43/ZUHRÛF-61: Ve muhakkak ki o, gerçekten o saat (kıyâmetin zamanı) için bir ilimdir (bilgidir). Öyleyse ondan sakın şüphe etmeyin! Ve Bana (Allah'a) tâbî olun! İşte bu, Sıratı Mustakîm'dir.
43/ZUHRÛF-62: Ve şeytan sakın sizi, (Sıratı Mustakîm'den) men etmesin. Muhakkak ki o, sizin için apaçık düşmandır.
43/ZUHRÛF-63: Ve Hz. İsa, beyyineler (mucizeler, deliller) ile geldiği zaman: “Ve hakkında ihtilâf ettiğiniz şeyin bir kısmını size açıklamak için size hikmeti getirdim. Öyleyse Allah’a karşı takva sahibi olun ve bana itaat edin!” dedi.
43/ZUHRÛF-64: Muhakkak ki Allah, O benim de sizin de Rabbinizdir. Öyleyse O'na kul olun! İşte bu, Sıratı Mustakîm'dir.
43/ZUHRÛF-65: Sonra gruplar kendi aralarında ihtilâf etti. Artık elîm günün azabından, zulmedenlerin vay haline!
43/ZUHRÛF-66: O saatin (kıyâmetin) onlar farkında değilken, ansızın onlara gelmesinden başka bir şey mi bekliyorlar?
43/ZUHRÛF-67: İzin günü, takva sahipleri hariç, samimi dostlar birbirine düşmandır.
43/ZUHRÛF-68: Ey kullarım! O gün size korku yoktur ve siz mahzun (da) olmayacaksınız.
43/ZUHRÛF-69: Onlar ki âyetlerimizle âmenû olmuşlardır ve (Allah’a) teslim olmuşlardır.

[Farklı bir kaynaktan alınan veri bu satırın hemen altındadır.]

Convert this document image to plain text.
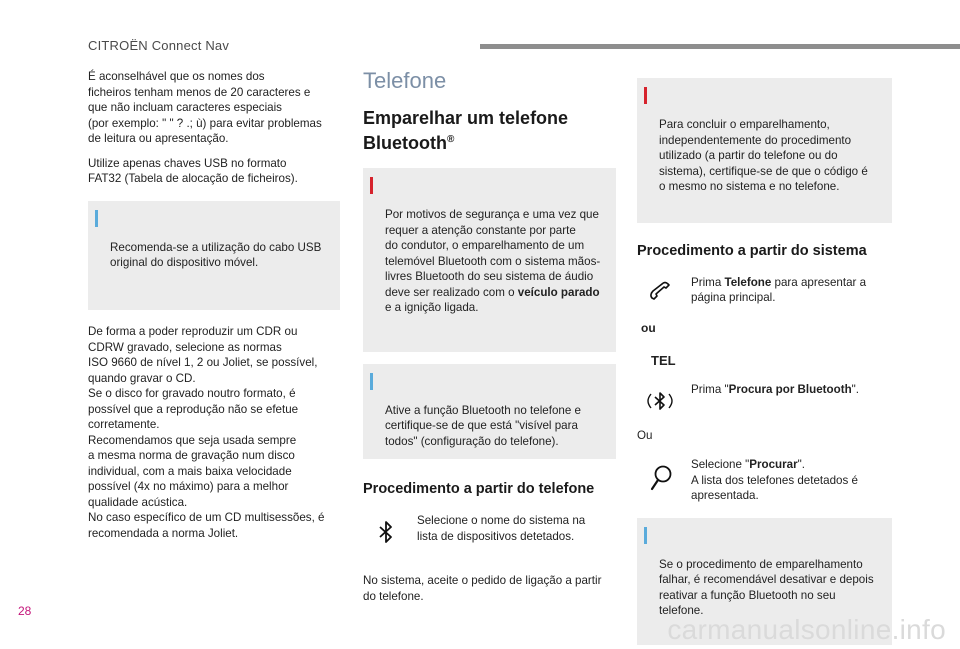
CITROËN Connect Nav

É aconselhável que os nomes dos
ficheiros tenham menos de 20 caracteres e
que não incluam caracteres especiais
(por exemplo: " " ? .; ù) para evitar problemas
de leitura ou apresentação.

Utilize apenas chaves USB no formato
FAT32 (Tabela de alocação de ficheiros).

Recomenda-se a utilização do cabo USB
original do dispositivo móvel.

De forma a poder reproduzir um CDR ou
CDRW gravado, selecione as normas
ISO 9660 de nível 1, 2 ou Joliet, se possível,
quando gravar o CD.
Se o disco for gravado noutro formato, é
possível que a reprodução não se efetue
corretamente.
Recomendamos que seja usada sempre
a mesma norma de gravação num disco
individual, com a mais baixa velocidade
possível (4x no máximo) para a melhor
qualidade acústica.
No caso específico de um CD multisessões, é
recomendada a norma Joliet.

Telefone
Emparelhar um telefone Bluetooth®

Por motivos de segurança e uma vez que
requer a atenção constante por parte
do condutor, o emparelhamento de um
telemóvel Bluetooth com o sistema mãos-
livres Bluetooth do seu sistema de áudio
deve ser realizado com o veículo parado
e a ignição ligada.

Ative a função Bluetooth no telefone e
certifique-se de que está "visível para
todos" (configuração do telefone).

Procedimento a partir do telefone

Selecione o nome do sistema na
lista de dispositivos detetados.

No sistema, aceite o pedido de ligação a partir
do telefone.

Para concluir o emparelhamento,
independentemente do procedimento
utilizado (a partir do telefone ou do
sistema), certifique-se de que o código é
o mesmo no sistema e no telefone.

Procedimento a partir do sistema

Prima Telefone para apresentar a
página principal.

ou
TEL

Prima "Procura por Bluetooth".

Ou

Selecione "Procurar".
A lista dos telefones detetados é
apresentada.

Se o procedimento de emparelhamento
falhar, é recomendável desativar e depois
reativar a função Bluetooth no seu telefone.

28
carmanualsonline.info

43/ZUHRÛF-70: Siz ve zevceleriniz (eşleriniz) cennete girin! (Orada) ferahlatılacaksınız.
43/ZUHRÛF-71: Onların etrafında altından tepsiler ve kadehlerle (bardaklarla) dolaşılır. Ve orada nefslerin iştahlandığı ve gözlerin lezzet aldığı şeyler vardır. Ve siz orada ebediyyen kalacak olanlarsınız.
43/ZUHRÛF-72: İşte bu, amellerinizden dolayı varis kılındığınız cennet.